Igor Runets, who founded BitRiver, Russia’s largest cryptocurrency mining company, is under house arrest on charges of tax evasion, Bloomberg reported on Monday. Lunetz was taken into custody on Friday and faces three charges of concealing assets for tax evasion.
Runets’ legal team now has a small window in which he can appeal his house arrest before it goes into full effect on Wednesday. According to RBC, if the appeal is unsuccessful or not filed, Lunetz will be confined to her home for the duration of the case.

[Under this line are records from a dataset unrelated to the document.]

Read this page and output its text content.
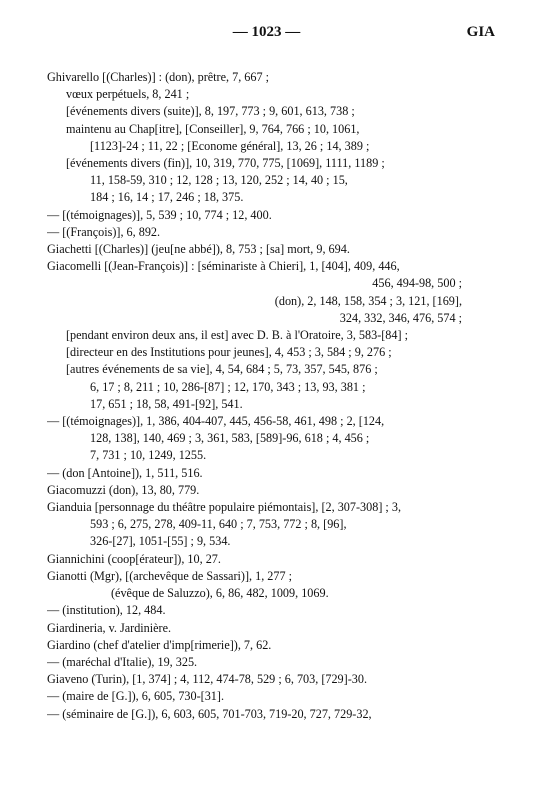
— 1023 —	GIA
Ghivarello [(Charles)] : (don), prêtre, 7, 667 ;
vœux perpétuels, 8, 241 ;
[événements divers (suite)], 8, 197, 773 ; 9, 601, 613, 738 ;
maintenu au Chap[itre], [Conseiller], 9, 764, 766 ; 10, 1061,
[1123]-24 ; 11, 22 ; [Econome général], 13, 26 ; 14, 389 ;
[événements divers (fin)], 10, 319, 770, 775, [1069], 1111, 1189 ;
11, 158-59, 310 ; 12, 128 ; 13, 120, 252 ; 14, 40 ; 15,
184 ; 16, 14 ; 17, 246 ; 18, 375.
— [(témoignages)], 5, 539 ; 10, 774 ; 12, 400.
— [(François)], 6, 892.
Giachetti [(Charles)] (jeu[ne abbé]), 8, 753 ; [sa] mort, 9, 694.
Giacomelli [(Jean-François)] : [séminariste à Chieri], 1, [404], 409, 446,
456, 494-98, 500 ;
(don), 2, 148, 158, 354 ; 3, 121, [169],
324, 332, 346, 476, 574 ;
[pendant environ deux ans, il est] avec D. B. à l'Oratoire, 3, 583-[84] ;
[directeur en des Institutions pour jeunes], 4, 453 ; 3, 584 ; 9, 276 ;
[autres événements de sa vie], 4, 54, 684 ; 5, 73, 357, 545, 876 ;
6, 17 ; 8, 211 ; 10, 286-[87] ; 12, 170, 343 ; 13, 93, 381 ;
17, 651 ; 18, 58, 491-[92], 541.
— [(témoignages)], 1, 386, 404-407, 445, 456-58, 461, 498 ; 2, [124,
128, 138], 140, 469 ; 3, 361, 583, [589]-96, 618 ; 4, 456 ;
7, 731 ; 10, 1249, 1255.
— (don [Antoine]), 1, 511, 516.
Giacomuzzi (don), 13, 80, 779.
Gianduia [personnage du théâtre populaire piémontais], [2, 307-308] ; 3,
593 ; 6, 275, 278, 409-11, 640 ; 7, 753, 772 ; 8, [96],
326-[27], 1051-[55] ; 9, 534.
Giannichini (coop[érateur]), 10, 27.
Gianotti (Mgr), [(archevêque de Sassari)], 1, 277 ;
(évêque de Saluzzo), 6, 86, 482, 1009, 1069.
— (institution), 12, 484.
Giardineria, v. Jardinière.
Giardino (chef d'atelier d'imp[rimerie]), 7, 62.
— (maréchal d'Italie), 19, 325.
Giaveno (Turin), [1, 374] ; 4, 112, 474-78, 529 ; 6, 703, [729]-30.
— (maire de [G.]), 6, 605, 730-[31].
— (séminaire de [G.]), 6, 603, 605, 701-703, 719-20, 727, 729-32,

Lunets, 39, is a top pioneer in Russia’s cryptocurrency mining industry, Bloomberg reported on Monday. He founded BitRiver in 2017 and has since expanded to 15 data centers with over 175,000 servers and 533 megawatts of capacity. The United States imposed sanctions on BitRiver in 2022 following Russia’s invasion of Ukraine. For comparison, MARA Holdings, one of the largest Bitcoin miners in the US, has a mining capacity of 1.8 gigawatts.
The Stanford University MBA graduate began building a cryptocurrency mining data center in Siberia in 2017. Soon after, BitRiver gained customers around the world, including the United States and China. And mining the cryptocurrency was becoming increasingly profitable at the time, when the price of Bitcoin peaked, rising nearly 650% to more than $62,000 by October 2021, according to CoinDesk data.

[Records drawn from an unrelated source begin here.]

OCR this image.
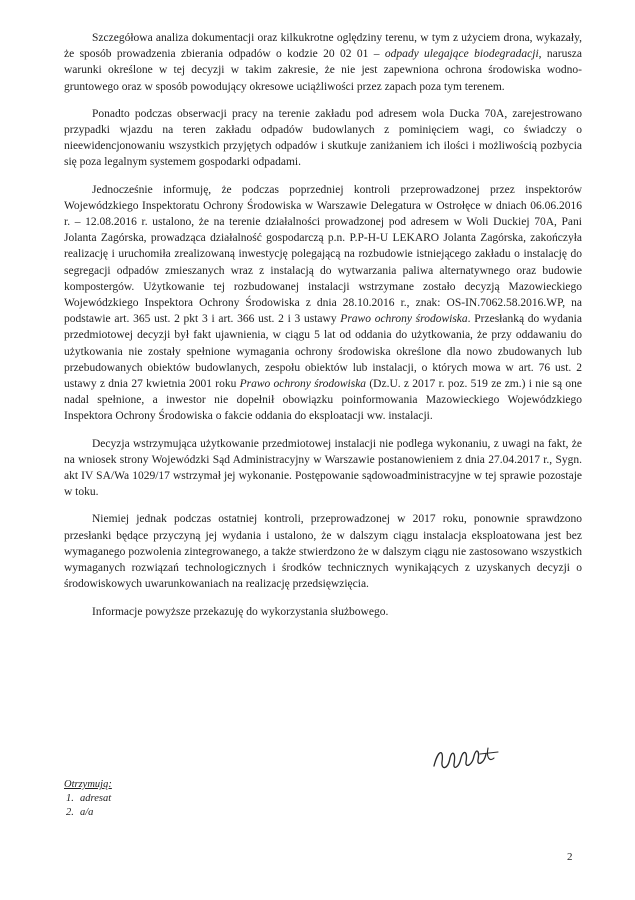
Szczegółowa analiza dokumentacji oraz kilkukrotne oględziny terenu, w tym z użyciem drona, wykazały, że sposób prowadzenia zbierania odpadów o kodzie 20 02 01 – odpady ulegające biodegradacji, narusza warunki określone w tej decyzji w takim zakresie, że nie jest zapewniona ochrona środowiska wodno-gruntowego oraz w sposób powodujący okresowe uciążliwości przez zapach poza tym terenem.

Ponadto podczas obserwacji pracy na terenie zakładu pod adresem wola Ducka 70A, zarejestrowano przypadki wjazdu na teren zakładu odpadów budowlanych z pominięciem wagi, co świadczy o nieewidencjonowaniu wszystkich przyjętych odpadów i skutkuje zaniżaniem ich ilości i możliwością pozbycia się poza legalnym systemem gospodarki odpadami.

Jednocześnie informuję, że podczas poprzedniej kontroli przeprowadzonej przez inspektorów Wojewódzkiego Inspektoratu Ochrony Środowiska w Warszawie Delegatura w Ostrołęce w dniach 06.06.2016 r. – 12.08.2016 r. ustalono, że na terenie działalności prowadzonej pod adresem w Woli Duckiej 70A, Pani Jolanta Zagórska, prowadząca działalność gospodarczą p.n. P.P-H-U LEKARO Jolanta Zagórska, zakończyła realizację i uruchomiła zrealizowaną inwestycję polegającą na rozbudowie istniejącego zakładu o instalację do segregacji odpadów zmieszanych wraz z instalacją do wytwarzania paliwa alternatywnego oraz budowie kompostergów. Użytkowanie tej rozbudowanej instalacji wstrzymane zostało decyzją Mazowieckiego Wojewódzkiego Inspektora Ochrony Środowiska z dnia 28.10.2016 r., znak: OS-IN.7062.58.2016.WP, na podstawie art. 365 ust. 2 pkt 3 i art. 366 ust. 2 i 3 ustawy Prawo ochrony środowiska. Przesłanką do wydania przedmiotowej decyzji był fakt ujawnienia, w ciągu 5 lat od oddania do użytkowania, że przy oddawaniu do użytkowania nie zostały spełnione wymagania ochrony środowiska określone dla nowo zbudowanych lub przebudowanych obiektów budowlanych, zespołu obiektów lub instalacji, o których mowa w art. 76 ust. 2 ustawy z dnia 27 kwietnia 2001 roku Prawo ochrony środowiska (Dz.U. z 2017 r. poz. 519 ze zm.) i nie są one nadal spełnione, a inwestor nie dopełnił obowiązku poinformowania Mazowieckiego Wojewódzkiego Inspektora Ochrony Środowiska o fakcie oddania do eksploatacji ww. instalacji.

Decyzja wstrzymująca użytkowanie przedmiotowej instalacji nie podlega wykonaniu, z uwagi na fakt, że na wniosek strony Wojewódzki Sąd Administracyjny w Warszawie postanowieniem z dnia 27.04.2017 r., Sygn. akt IV SA/Wa 1029/17 wstrzymał jej wykonanie. Postępowanie sądowoadministracyjne w tej sprawie pozostaje w toku.

Niemiej jednak podczas ostatniej kontroli, przeprowadzonej w 2017 roku, ponownie sprawdzono przesłanki będące przyczyną jej wydania i ustalono, że w dalszym ciągu instalacja eksploatowana jest bez wymaganego pozwolenia zintegrowanego, a także stwierdzono że w dalszym ciągu nie zastosowano wszystkich wymaganych rozwiązań technologicznych i środków technicznych wynikających z uzyskanych decyzji o środowiskowych uwarunkowaniach na realizację przedsięwzięcia.

Informacje powyższe przekazuję do wykorzystania służbowego.

Otrzymują:
1. adresat
2. a/a
2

Also, on Monday, ILocal news agency Kommersant reported that BitRiver is facing possible bankruptcy after a subsidiary of En+ Group filed for bankruptcy with the local arbitration court. The dispute centers on allegations that BitRiver’s parent company, Fox Group, failed to deliver prepaid mining equipment, and the plaintiffs are seeking more than $9.2 million. Court-ordered account freezes related to the case could disrupt operations at a company that once controlled more than half of Russia’s industrial cryptocurrency mining capacity.

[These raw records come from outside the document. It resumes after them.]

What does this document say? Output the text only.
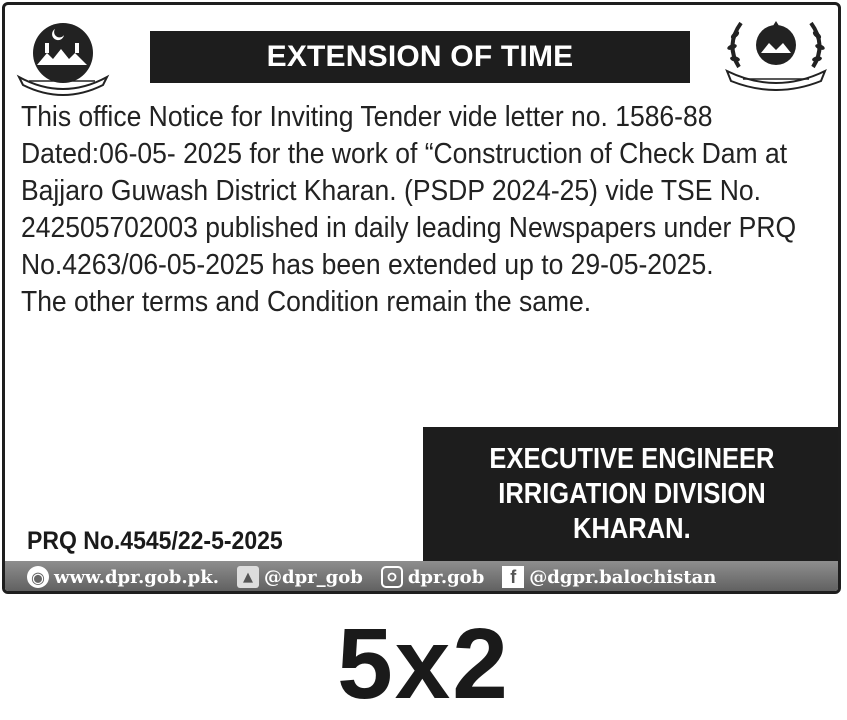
EXTENSION OF TIME
This office Notice for Inviting Tender vide letter no. 1586-88
Dated:06-05- 2025 for the work of “Construction of Check Dam at
Bajjaro Guwash District Kharan. (PSDP 2024-25) vide TSE No.
242505702003 published in daily leading Newspapers under PRQ
No.4263/06-05-2025 has been extended up to 29-05-2025.
The other terms and Condition remain the same.
EXECUTIVE ENGINEER
IRRIGATION DIVISION
KHARAN.
PRQ No.4545/22-5-2025
◉ www.dpr.gob.pk.	▲ @dpr_gob	dpr.gob	f @dgpr.balochistan
5x2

Kommersant added that the legal challenge comes at a time when BitRiver is already under strain from rising energy debts, equipment disputes and internal turmoil, citing sources familiar with the situation.
Several data centers have reportedly already closed due to local mining bans, while the majority of senior executives have left over the past year. Analysts told the newspaper that BitRiver’s collapse is likely to accelerate consolidation in Russia’s mining sector and reshape expectations about the industry’s electricity needs.
The phenomenon of miners facing financial hardship is widespread after the recent halving event, which cut rewards in half and squeezed profit margins. With rising power costs and falling Bitcoin prices, most miners are diversifying their business away from mining by pivoting their data centers to hosting computing machines for AI and cloud computing companies.